How are we managing information? When 35% of BlackBerry and PDA users say they would choose their device over their spouse, it makes you wonder what we are finding ourselves bound up with and dependent upon for our life needs. I think of this now that my internet is back up and I can work on a research project on media, text, knowledge and our current communication and literacy shift.
Brian Solis' diagram, above (click to enlarge), illustrated his ideas of our online conversation, the digital shift in our literate lives. His conversation map "is a living, breathing representation of Social Media and will evolve as services and conversation channels emerge, fuse, and dissipate." The diagram was part of Ross Dawson's Visual Representations of the Social Media and Web 2.0 Landscape which takes some of these ideas further.

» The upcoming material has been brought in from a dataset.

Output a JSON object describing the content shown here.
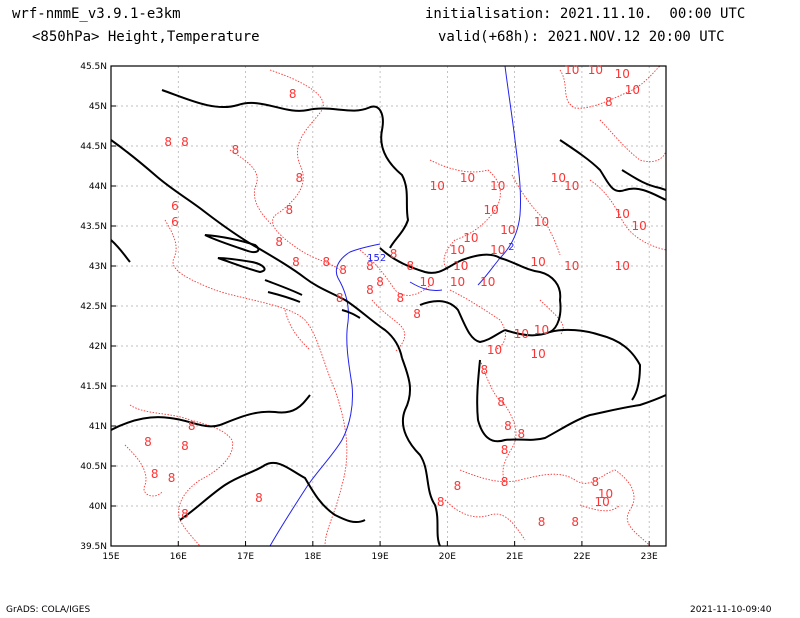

Bernard Lunn writes on ReadWriteWeb about sites like LinkedIn, a business networking site. "Web 3.0, aka the Semantic Web, is "the combination of mass collaboration and structured databases" (my definition) then I may have just seen the early signs of Web 3.0 in action," he writes. The site that provides a better search experience than Google? Business social network LinkedIn -- 361% year-over-year growth handily beats Facebook's 56% growth in the same period. LinkedIn is less useful to somebody without a deep network.

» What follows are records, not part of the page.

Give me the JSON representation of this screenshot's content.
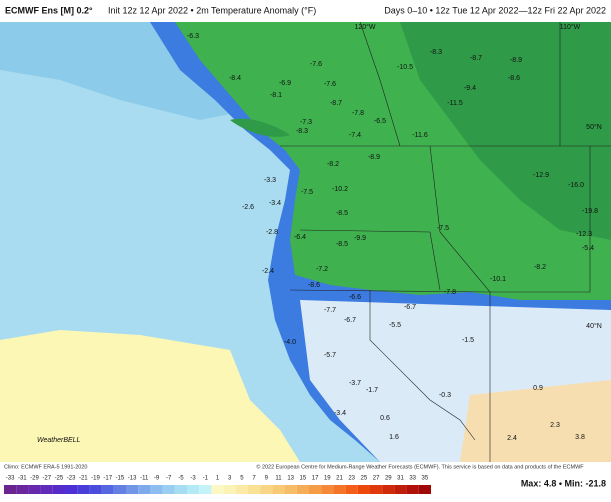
{
  "header": {
    "title": "ECMWF Ens [M] 0.2°",
    "subtitle": "Init 12z 12 Apr 2022 • 2m Temperature Anomaly (°F)",
    "range": "Days 0–10 • 12z Tue 12 Apr 2022—12z Fri 22 Apr 2022"
  },
  "map": {
    "grid_labels": [
      "120°W",
      "110°W",
      "50°N",
      "40°N"
    ],
    "values": [
      -6.3,
      -7.6,
      -8.4,
      -6.9,
      -8.1,
      -7.6,
      -8.7,
      -7.8,
      -6.5,
      -7.3,
      -8.3,
      -7.4,
      -8.9,
      -8.2,
      -3.3,
      -7.5,
      -10.2,
      -2.6,
      -3.4,
      -8.5,
      -2.8,
      -6.4,
      -8.5,
      -9.9,
      -7.5,
      -2.4,
      -7.2,
      -8.6,
      -6.6,
      -7.7,
      -6.7,
      -5.5,
      -6.7,
      -7.8,
      "-4.0",
      -5.7,
      -3.7,
      -1.7,
      -3.4,
      0.6,
      -0.3,
      2.3,
      3.8,
      -8.3,
      -8.7,
      -8.6,
      -10.5,
      -11.6,
      -12.9,
      "-16.0",
      -19.8,
      -12.3,
      -10.1,
      -8.2,
      -5.4,
      -9.4,
      -11.5,
      -8.9,
      -1.5,
      0.9,
      1.6,
      2.4
    ]
  },
  "footer": {
    "climo": "Climo: ECMWF ERA-5 1991-2020",
    "copyright": "© 2022 European Centre for Medium-Range Weather Forecasts (ECMWF). This service is based on data and products of the ECMWF",
    "logo": "WeatherBELL",
    "max_min": "Max: 4.8 • Min: -21.8",
    "scale": [
      -33,
      -31,
      -29,
      -27,
      -25,
      -23,
      -21,
      -19,
      -17,
      -15,
      -13,
      -11,
      -9,
      -7,
      -5,
      -3,
      -1,
      1,
      3,
      5,
      7,
      9,
      11,
      13,
      15,
      17,
      19,
      21,
      23,
      25,
      27,
      29,
      31,
      33,
      35
    ]
  }
}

There is so much social networking out there that I've yet to set up some things and play with them. But how the semantic web is making information accessible made me stop at a site like ZoomInfo where you can manage your "personal brand" by creating an accurate, up-to-date Web profile that can be found all in one place and edited regularly, or so the site says. Some of these entities will shake out over time as LinkedIn would be better, I think, than ZoomInfo. Regardless, aren't you tired of all the different digital identities you have to keep up with? The consolidation of a single digital identity will help push us to Web 3.0.
How the media is using networking social platforms like Twitter is something I wanted to delve into. NYTimes writers are using Twitter. News has always been a narrative-in-construction so this is one more journalistic tool but with my internet down for days and days (forever, it seemed), that research will have to wait.

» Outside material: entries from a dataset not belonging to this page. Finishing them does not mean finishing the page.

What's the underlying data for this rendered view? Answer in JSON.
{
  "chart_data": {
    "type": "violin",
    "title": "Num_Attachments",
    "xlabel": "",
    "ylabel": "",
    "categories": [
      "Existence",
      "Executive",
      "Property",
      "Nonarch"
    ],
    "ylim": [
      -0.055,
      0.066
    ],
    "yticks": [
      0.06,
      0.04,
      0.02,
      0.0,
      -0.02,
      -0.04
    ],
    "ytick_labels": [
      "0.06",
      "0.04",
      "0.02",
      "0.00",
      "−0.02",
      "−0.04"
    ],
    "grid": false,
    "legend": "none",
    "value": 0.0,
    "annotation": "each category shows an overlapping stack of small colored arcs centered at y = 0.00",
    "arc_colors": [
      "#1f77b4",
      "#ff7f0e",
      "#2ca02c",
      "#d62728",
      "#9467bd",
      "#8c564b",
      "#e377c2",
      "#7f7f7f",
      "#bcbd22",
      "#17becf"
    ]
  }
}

Ideas of literacy, digital text, symbols, signs and the representation of ideas and how we obtain, share and work with knowledge and culture are in continual flux, beyond a liminal moment. Knowledge in cloud computing and the semantic web are changing our ideas of literacy. My earlier post on the ABC's of Learning: Online Literacy, Textual Learning & Thinking had more to do with the ideas rather than the nuts and bolts of how we are working with the networking and social media and that is why I think the Solis Conversation Diagram might be important.
Being Digitally Literate is completely different from our textual ideas of literacy. We're born with a need to share, learn, relate and be in community.